The spread between US and Japan policy continues to be the driving force for the pair as the Fed may look to 100 basis point rise at the July 27 meeting while the BOJ is keeping rates steady.
Also helping are the technicals (by definition - they help to confirm the story and give bullish and bearish clues).
Looking at the hourly chart, on Monday, there was a move above the June high at 136.99. On Tuesday, the price fell back below that level, but found support ahead of the rising 100 hour moving average. Holding that level kept the buyers more in control. Yesterday the price action was volatile up and down with the CPI, and the failure to materially extend above the Monday high hurting the bullish sentiment. However what was significant from a technical perspective is the dip lower held above the aforementioned June high at 136.99 the post CPI low moved down to 137.09. Stay above, kept the buyers in play and in control.
In the early Asian session, the price was able to extend above the Monday high and stayed above that level (at 137.742).

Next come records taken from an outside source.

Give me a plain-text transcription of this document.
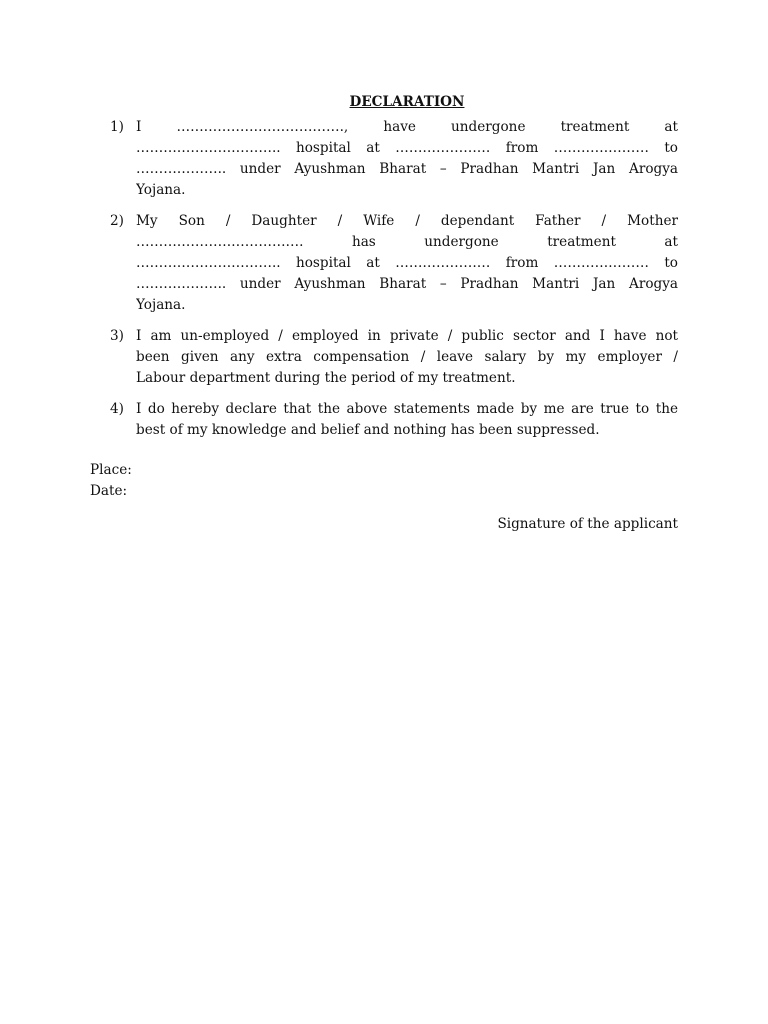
DECLARATION
1) I ………………………………., have undergone treatment at
………………………….. hospital at ………………… from ………………… to
……………….. under Ayushman Bharat – Pradhan Mantri Jan Arogya
Yojana.
2) My Son / Daughter / Wife / dependant Father / Mother
………………………………. has undergone treatment at
………………………….. hospital at ………………… from ………………… to
……………….. under Ayushman Bharat – Pradhan Mantri Jan Arogya
Yojana.
3) I am un-employed / employed in private / public sector and I have not
been given any extra compensation / leave salary by my employer /
Labour department during the period of my treatment.
4) I do hereby declare that the above statements made by me are true to the
best of my knowledge and belief and nothing has been suppressed.
Place:
Date:
Signature of the applicant
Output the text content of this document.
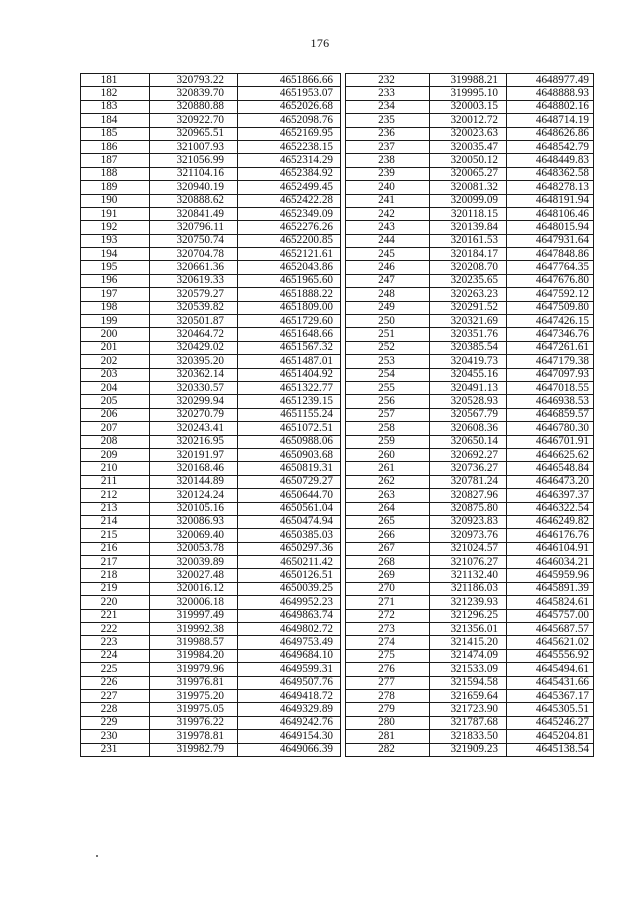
176
181	320793.22	4651866.66
182	320839.70	4651953.07
183	320880.88	4652026.68
184	320922.70	4652098.76
185	320965.51	4652169.95
186	321007.93	4652238.15
187	321056.99	4652314.29
188	321104.16	4652384.92
189	320940.19	4652499.45
190	320888.62	4652422.28
191	320841.49	4652349.09
192	320796.11	4652276.26
193	320750.74	4652200.85
194	320704.78	4652121.61
195	320661.36	4652043.86
196	320619.33	4651965.60
197	320579.27	4651888.22
198	320539.82	4651809.00
199	320501.87	4651729.60
200	320464.72	4651648.66
201	320429.02	4651567.32
202	320395.20	4651487.01
203	320362.14	4651404.92
204	320330.57	4651322.77
205	320299.94	4651239.15
206	320270.79	4651155.24
207	320243.41	4651072.51
208	320216.95	4650988.06
209	320191.97	4650903.68
210	320168.46	4650819.31
211	320144.89	4650729.27
212	320124.24	4650644.70
213	320105.16	4650561.04
214	320086.93	4650474.94
215	320069.40	4650385.03
216	320053.78	4650297.36
217	320039.89	4650211.42
218	320027.48	4650126.51
219	320016.12	4650039.25
220	320006.18	4649952.23
221	319997.49	4649863.74
222	319992.38	4649802.72
223	319988.57	4649753.49
224	319984.20	4649684.10
225	319979.96	4649599.31
226	319976.81	4649507.76
227	319975.20	4649418.72
228	319975.05	4649329.89
229	319976.22	4649242.76
230	319978.81	4649154.30
231	319982.79	4649066.39
232	319988.21	4648977.49
233	319995.10	4648888.93
234	320003.15	4648802.16
235	320012.72	4648714.19
236	320023.63	4648626.86
237	320035.47	4648542.79
238	320050.12	4648449.83
239	320065.27	4648362.58
240	320081.32	4648278.13
241	320099.09	4648191.94
242	320118.15	4648106.46
243	320139.84	4648015.94
244	320161.53	4647931.64
245	320184.17	4647848.86
246	320208.70	4647764.35
247	320235.65	4647676.80
248	320263.23	4647592.12
249	320291.52	4647509.80
250	320321.69	4647426.15
251	320351.76	4647346.76
252	320385.54	4647261.61
253	320419.73	4647179.38
254	320455.16	4647097.93
255	320491.13	4647018.55
256	320528.93	4646938.53
257	320567.79	4646859.57
258	320608.36	4646780.30
259	320650.14	4646701.91
260	320692.27	4646625.62
261	320736.27	4646548.84
262	320781.24	4646473.20
263	320827.96	4646397.37
264	320875.80	4646322.54
265	320923.83	4646249.82
266	320973.76	4646176.76
267	321024.57	4646104.91
268	321076.27	4646034.21
269	321132.40	4645959.96
270	321186.03	4645891.39
271	321239.93	4645824.61
272	321296.25	4645757.00
273	321356.01	4645687.57
274	321415.20	4645621.02
275	321474.09	4645556.92
276	321533.09	4645494.61
277	321594.58	4645431.66
278	321659.64	4645367.17
279	321723.90	4645305.51
280	321787.68	4645246.27
281	321833.50	4645204.81
282	321909.23	4645138.54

The momentum continued and the price has since moved above a topside trend line on the hourly chart. That trend line currently comes in at 138.679 and represents a close risk level. Having said that breaking below would still have to move below the 38.2-50% of the last trend leg higher between 137.924 and 138.269 to give sellers more confidence.
The dollar is on fire and the USDJPY is leading the way. Japan is a big trading partner and the higher USDJPY will weigh on multi-nationals as a result. PS the EURUSD is certainly not helping either for those companies. With the BOJ intent on keeping the pedal to the metal, the relief has to come from the US inflation spiral breaking and the Fed slowing its need to break the back of inflation. Lower stocks, higher rates, may break the back but at the cost of a recession. The yield curve inversion is saying that will happen.